Cyclone Amphan in 2020 has dealt a body blow to the garden and its most prized possession — the 270-year-old Great Banyan Tree — lost a considerable portion of its canopy besides a number of old and magnificent trees have also been felled.

The ongoing pandemic has played its part leading to a reduction in government funds for the garden, fewer staff and lack of qualified personnel needed to maintain it. Fungal attacks to rare species like the Double Coconut Tree and other failures have dented the garden’s reputation.

Overrun by weeds and decrepit maintenance, the garden is a pale shadow of what it used to be in its hey days.

“The CPSP is a compilation of a series of academic, documentation, and sensitisation exercises that will lead to a greater understanding of what might constitute a vision to be framed as a Regeneration and Ecological Framework Plan (REFP) for the Acharya Jagadish Chandra Bose Indian Botanic Garden, Howrah.
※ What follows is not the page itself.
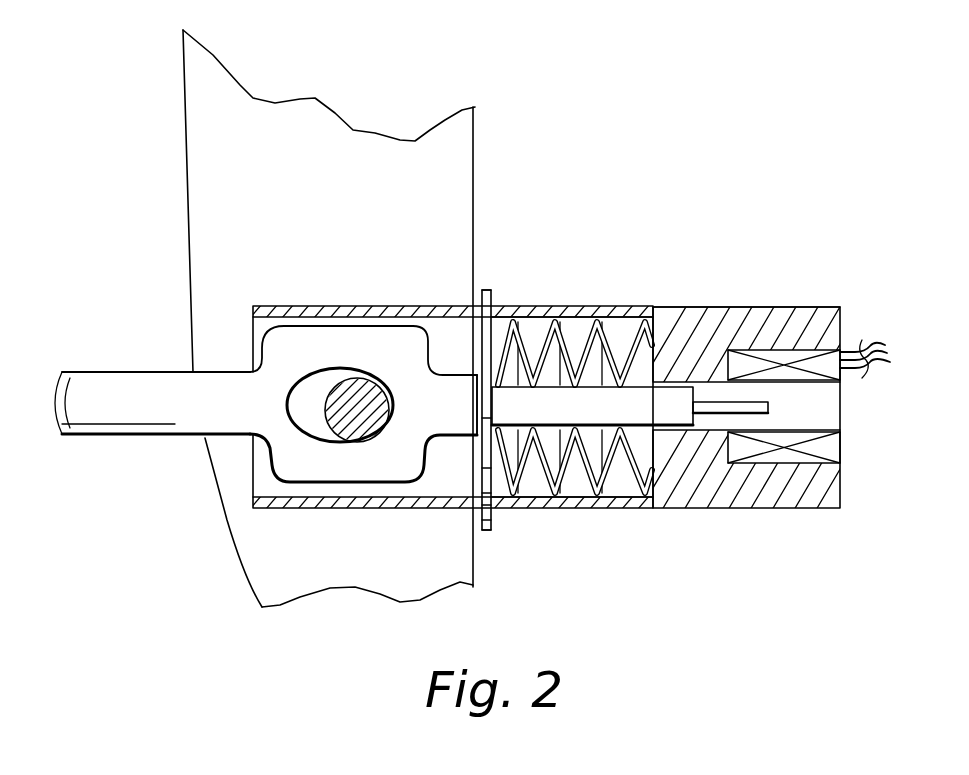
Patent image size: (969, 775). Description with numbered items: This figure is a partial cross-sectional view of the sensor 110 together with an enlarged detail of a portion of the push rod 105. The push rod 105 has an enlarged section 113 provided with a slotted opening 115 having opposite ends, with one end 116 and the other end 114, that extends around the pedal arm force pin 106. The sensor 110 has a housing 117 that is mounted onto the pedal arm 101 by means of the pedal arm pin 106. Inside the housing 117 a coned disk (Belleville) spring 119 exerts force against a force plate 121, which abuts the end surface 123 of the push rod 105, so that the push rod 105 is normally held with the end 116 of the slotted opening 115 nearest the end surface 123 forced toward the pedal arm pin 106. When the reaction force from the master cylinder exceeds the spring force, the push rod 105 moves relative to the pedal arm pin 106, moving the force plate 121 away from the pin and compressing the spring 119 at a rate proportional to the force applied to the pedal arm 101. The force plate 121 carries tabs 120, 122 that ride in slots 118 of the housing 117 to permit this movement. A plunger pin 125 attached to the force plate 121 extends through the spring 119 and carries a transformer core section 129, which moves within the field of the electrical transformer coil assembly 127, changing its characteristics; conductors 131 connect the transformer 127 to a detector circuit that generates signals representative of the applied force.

The REFP will be available to all parties who have an interest in the revitalisation of the AJC Bose Botanical Gardens Environment,” said Wiszniewski.

BSI director A.A. Mao welcomed the rejuvenation study but warned that “such study will remain in documents and files for lack of funds to implement it”. “Our budget in 2019-20 was Rs 76 crore, in 2020-21, it has been slashed to Rs 64 crore. About 80 per cent of the budget is spent on salaries. What development work can be undertaken in such little money,” he asked.

The director stressed on involving corporates, availing CSR funds and finding other avenues of finance to rejuvenate the garden.